The Saber-Toothed Cat: The Most Fearsome Feline

10 June, 2020
The saber-toothed tiger is one of the most iconic felines of the prehistoric era. This already extinct animal specialized in hunting large prey with its huge tusks.

The saber-toothed cat is a majestic animal. With its spectacular tusks and hunting skills, it dominated the ecosystems in which it lived. Paleontologists consider this predator to have been the largest and most powerful feline in history. In addition, it inhabited the American continent until about eleven thousand years ago. Below, we’ll explain the most important characteristics of this spectacular animal.

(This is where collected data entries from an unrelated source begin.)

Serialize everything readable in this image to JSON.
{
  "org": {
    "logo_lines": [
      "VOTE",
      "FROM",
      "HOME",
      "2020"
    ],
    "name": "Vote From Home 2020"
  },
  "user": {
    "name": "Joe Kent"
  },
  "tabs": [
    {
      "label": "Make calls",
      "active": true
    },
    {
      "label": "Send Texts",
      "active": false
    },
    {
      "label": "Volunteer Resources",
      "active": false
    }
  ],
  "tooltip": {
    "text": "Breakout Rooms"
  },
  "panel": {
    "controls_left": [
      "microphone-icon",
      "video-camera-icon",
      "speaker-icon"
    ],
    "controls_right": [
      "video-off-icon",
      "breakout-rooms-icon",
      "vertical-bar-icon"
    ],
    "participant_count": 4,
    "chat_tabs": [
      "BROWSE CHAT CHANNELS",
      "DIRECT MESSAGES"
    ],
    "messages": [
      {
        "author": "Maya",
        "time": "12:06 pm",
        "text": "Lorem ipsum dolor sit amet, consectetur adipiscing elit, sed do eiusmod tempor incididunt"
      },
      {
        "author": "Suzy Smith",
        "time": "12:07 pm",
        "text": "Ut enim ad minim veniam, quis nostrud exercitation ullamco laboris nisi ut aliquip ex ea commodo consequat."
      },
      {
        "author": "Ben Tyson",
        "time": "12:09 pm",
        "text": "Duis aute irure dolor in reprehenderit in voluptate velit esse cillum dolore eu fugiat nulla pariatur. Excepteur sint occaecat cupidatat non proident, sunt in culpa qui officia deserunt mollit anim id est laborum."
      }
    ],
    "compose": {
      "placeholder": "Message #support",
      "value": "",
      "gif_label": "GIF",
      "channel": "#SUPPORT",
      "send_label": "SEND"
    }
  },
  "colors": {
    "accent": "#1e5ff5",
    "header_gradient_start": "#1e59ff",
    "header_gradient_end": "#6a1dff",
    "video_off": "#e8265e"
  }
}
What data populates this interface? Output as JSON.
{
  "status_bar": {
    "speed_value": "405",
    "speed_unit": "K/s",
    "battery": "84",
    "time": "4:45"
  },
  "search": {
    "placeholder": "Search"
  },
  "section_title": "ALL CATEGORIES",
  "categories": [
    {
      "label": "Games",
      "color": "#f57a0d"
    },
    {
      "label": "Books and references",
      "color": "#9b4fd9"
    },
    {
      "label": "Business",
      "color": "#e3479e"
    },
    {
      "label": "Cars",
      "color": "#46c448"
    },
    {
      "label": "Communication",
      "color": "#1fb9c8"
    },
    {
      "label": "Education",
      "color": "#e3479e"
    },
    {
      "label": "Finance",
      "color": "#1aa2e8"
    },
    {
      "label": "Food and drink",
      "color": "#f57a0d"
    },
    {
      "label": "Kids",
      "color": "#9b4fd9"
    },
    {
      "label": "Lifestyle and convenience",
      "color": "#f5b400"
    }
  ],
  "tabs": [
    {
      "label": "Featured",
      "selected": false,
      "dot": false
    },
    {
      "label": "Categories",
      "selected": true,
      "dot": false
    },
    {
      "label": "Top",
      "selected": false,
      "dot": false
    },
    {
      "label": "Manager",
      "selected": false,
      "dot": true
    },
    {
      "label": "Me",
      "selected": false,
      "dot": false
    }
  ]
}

The saber-toothed weapon of a fearsome hunter

The saber-toothed cat is not one species but three, belonging to the genus ‘Smilodon’. Males could weigh up to 661 pounds, being the largest feline that ever existed. Certainly, the main characteristic of this animal is its spectacular tusks. This bone structure stood out due to its size (up to 7 inches) and its function. Here are some fascinating facts about this hunting machine:

  • This pair of weapons helped these cats to hunt large prey like mammoths, which they specialized in.
  • Their way of hunting was very different from that of today’s felines, who’ll kill their prey with slow asphyxia. In contrast, the Smilodons used their teeth to cut the arteries in their necks, killing them quickly. However these teeth had a weak point, which is that they broke easily due to their length and shape.
  • Saber-toothed cats could open their mouths to bite at an angle of up to 120 degrees. In comparison, the current lion only reaches 65 degrees.
  • Other features of these felines were their powerful hind legs, which served to hunt very large prey, like mammoths. To do this, they used all their muscle power to jump on the prey and attack their neck.
A representation of the saber-toothed tiger.

Behavior and habitat

Paleontologists believe that saber-toothed cats lived in groups, although it’s still somewhat uncertain. This theory comes from the observation of some fossils showing wounds in the process of healing, suggesting that other felines were looking after them.

These social groups consisted of one or two dominant males and several females with their offspring. As for the young, it’s believed that they didn’t develop their saber teeth until they reached a certain age. Therefore, they remained in the group so that adults could feed them until they were old enough to survive.

Possible causes of extinction

Climate change and the disappearance of its prey

This prehistoric cat lived in the Pleistocene era. This was a colder and drier time than the current one. In this era, the glaciers covered much of Eurasia and North America up to the Great Lakes. South of these places, the dominant ecosystem was the grasslands, abundant in shrubs. In this habitat, animals as iconic as the mammoth and other large mammals that the Smilodon hunted used to live in large numbers.

About 13,000 years ago, a spectacular rise in temperatures began that completely changed ecosystems, favoring trees to the detriment of meadows. This caused a massive extinction of large animals, such as mammoths or giant deer, both being the saber-toothed cat’s prey.

Some authors point out that their specialization in such large prey was what ultimately caused their disappearance. Having such a robust constitution, they found it difficult to adapt to a world where their prey was so much smaller. As a result, they gradually ran out of food, which precipitated their extinction.

“They became extinct precisely because they specifically adapted to hunt large prey. The extinction of the megafauna was the reason for the disappearance of saber tooths as well as giant bears.”

Paul Palmqvist, Paleontologist at the University of Malaga, Spain.

A recreation painting of the saber-toothed tiger in the wild.

Competing with humans for prey

Many other paleontologists speculate that the expansion of the Homo Sapiens was the cause of the extinction of these saber-toothed felines. According to one study, 80% of America’s large mammals became extinct shortly after humans arrived on the continent. Therefore, according to this fact, the saber-toothed cat may have become extinct due to the lack of prey and not because humans would directly hunt them.

In conclusion, we can’t be completely sure of the cause of the extinction of this majestic animal, but we can marvel at one of the greatest predators of all-time through recreations of its fossil record.

Anthony D. Barnosky, Paul L. Koch, Robert S. Feranec, Scott L. Wing, Alan B. Shabel. «Assessing the Causes of Late Pleistocene Extinctions on the Continents». Science 306 (5693): 70-75.